32 See e.g. NE VI.12-13 and VII.10.

33 Aristotle offers a similar error theory concerning the clever person, whom he says possesses an ingredient of and is sometimes (mistakenly) thought actually to possess practical wisdom. See NE VII.10.

34 I have no objection to the idea that practical (and theoretical) wisdom comes in degrees and thus, to the extent, say, that Mephistopheles has the knowledge required by the trait conception, he has a degree of practical wisdom. According to the know-how conception, however, such knowledge is necessary and sufficient for practical wisdom in its entirety, that is, practical wisdom just is a matter of the relevant practical knowledge. And it is this claim that I am arguing against.

35 In fact it might be argued that he is acting in accordance with such knowledge given that his only alternative is to succumb to a terminal disease. There is, in any case, a sense in which “living well” for someone in his predicament requires taking the disabling drug. To the extent that this is right, the case fails to provide even a prima facie reason for thinking that practical wisdom need not involve an ability to live well.

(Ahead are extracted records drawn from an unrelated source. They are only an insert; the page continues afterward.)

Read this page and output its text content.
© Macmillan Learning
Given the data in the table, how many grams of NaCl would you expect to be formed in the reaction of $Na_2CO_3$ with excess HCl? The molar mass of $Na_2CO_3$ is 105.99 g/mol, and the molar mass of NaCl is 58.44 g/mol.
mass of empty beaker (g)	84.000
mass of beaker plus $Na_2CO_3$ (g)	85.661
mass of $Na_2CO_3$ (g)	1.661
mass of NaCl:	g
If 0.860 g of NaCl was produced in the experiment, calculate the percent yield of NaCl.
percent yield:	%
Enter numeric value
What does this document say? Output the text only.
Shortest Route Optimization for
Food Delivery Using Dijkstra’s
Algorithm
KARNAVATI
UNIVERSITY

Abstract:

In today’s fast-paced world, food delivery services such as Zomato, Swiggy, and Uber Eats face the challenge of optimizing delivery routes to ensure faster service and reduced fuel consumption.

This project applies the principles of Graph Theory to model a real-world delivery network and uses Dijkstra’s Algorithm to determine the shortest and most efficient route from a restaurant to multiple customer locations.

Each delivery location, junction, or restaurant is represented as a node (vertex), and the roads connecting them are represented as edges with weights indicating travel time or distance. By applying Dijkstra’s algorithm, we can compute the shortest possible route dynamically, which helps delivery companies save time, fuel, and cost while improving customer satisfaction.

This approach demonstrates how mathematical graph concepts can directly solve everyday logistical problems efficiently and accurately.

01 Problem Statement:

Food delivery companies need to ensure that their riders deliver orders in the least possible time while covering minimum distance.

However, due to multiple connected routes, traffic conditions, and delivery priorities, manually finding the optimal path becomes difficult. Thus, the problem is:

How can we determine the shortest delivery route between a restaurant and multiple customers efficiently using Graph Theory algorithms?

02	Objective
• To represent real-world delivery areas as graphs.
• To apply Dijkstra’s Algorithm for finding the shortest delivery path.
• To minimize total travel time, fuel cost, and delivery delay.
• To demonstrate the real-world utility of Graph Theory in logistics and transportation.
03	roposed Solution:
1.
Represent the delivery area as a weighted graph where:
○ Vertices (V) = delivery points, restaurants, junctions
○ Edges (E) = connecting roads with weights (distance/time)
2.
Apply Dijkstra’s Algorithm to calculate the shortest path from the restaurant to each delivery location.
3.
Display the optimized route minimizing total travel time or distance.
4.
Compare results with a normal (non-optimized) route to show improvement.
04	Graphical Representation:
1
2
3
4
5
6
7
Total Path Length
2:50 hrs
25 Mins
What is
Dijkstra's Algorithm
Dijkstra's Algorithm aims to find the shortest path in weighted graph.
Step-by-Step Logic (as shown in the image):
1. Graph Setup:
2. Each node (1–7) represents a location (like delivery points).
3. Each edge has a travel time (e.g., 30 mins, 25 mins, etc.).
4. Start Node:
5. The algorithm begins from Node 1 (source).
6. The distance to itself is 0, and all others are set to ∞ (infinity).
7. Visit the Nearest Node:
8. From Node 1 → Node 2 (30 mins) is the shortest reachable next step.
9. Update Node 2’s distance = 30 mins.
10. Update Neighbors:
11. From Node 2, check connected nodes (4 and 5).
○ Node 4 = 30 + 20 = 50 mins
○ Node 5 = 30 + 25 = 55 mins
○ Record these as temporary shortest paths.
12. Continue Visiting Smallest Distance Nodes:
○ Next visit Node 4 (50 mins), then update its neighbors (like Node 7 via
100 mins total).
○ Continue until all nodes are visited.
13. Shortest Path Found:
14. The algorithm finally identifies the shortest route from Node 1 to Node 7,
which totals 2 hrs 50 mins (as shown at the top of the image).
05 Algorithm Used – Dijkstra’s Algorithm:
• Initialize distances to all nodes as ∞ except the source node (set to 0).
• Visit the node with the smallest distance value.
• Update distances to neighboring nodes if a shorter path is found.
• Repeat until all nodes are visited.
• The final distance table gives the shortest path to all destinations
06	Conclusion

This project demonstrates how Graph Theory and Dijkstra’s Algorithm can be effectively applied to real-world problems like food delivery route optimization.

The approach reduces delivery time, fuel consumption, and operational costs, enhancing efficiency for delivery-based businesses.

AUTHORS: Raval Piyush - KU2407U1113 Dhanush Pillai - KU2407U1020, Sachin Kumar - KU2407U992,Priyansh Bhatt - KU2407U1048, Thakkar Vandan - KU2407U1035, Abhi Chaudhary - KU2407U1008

36 As this suggests, the doctor in Whitcomb’s initial description of the case could and indeed should mention “an inability to live a good life” as one of the drug’s side effects. Looked at from this angle, it does not seem unreasonable that the doctor might also (with considerable regret, of course) mention the loss or at least a significant impairment of the patient’s wisdom as a side effect. This also underscores a possible reply to Whitcomb’s observation that if he “ran across such a person, I’d take his advice to heart, wish him a return to health, and leave the continuing search for sages to his less grateful advisees” (97). If the advisees are merely seeking wise counsel or wise advice, then I agree that they need look no further than the depressed sage. But if they are, say, looking for paradigms of wisdom or for wise persons, then a continuation of their search seems to me quite warranted. And it is the latter that we are concerned with here.

37 In this respect, he is akin to the “merely clever” person described by Aristotle. See NE VI.12 and VII.10.

38 I briefly mention a few things that would merit consideration if we were to undertake this task: (1) the knowledge component of theoretical wisdom conceived of as a cognitive competence would partly constitute the knowledge component of practical wisdom conceived of as a kind of know how; however, (2) the demands of theoretical wisdom conceived of as a competence (which presumably involves an ability to do that which the competence is a competence for) would exceed the corresponding demands of practical wisdom conceived of as know how; (3) finally, the further requirements involved with thinking of practical wisdom as a trait (vs. as mere know how) might exceed those of theoretical wisdom conceived of as a competence, since having the competence might not require having the motivation or willingness to use it (while having the relevant trait does require such willingness). In this respect, it might turn out that theoretical wisdom conceived of as a competence does not fully coincide with or isn’t quite a “mode” of practical wisdom conceived of as a trait.

39 For an attempt to get at some of the finer-grained psychological elements of wisdom, see Sternberg (1998).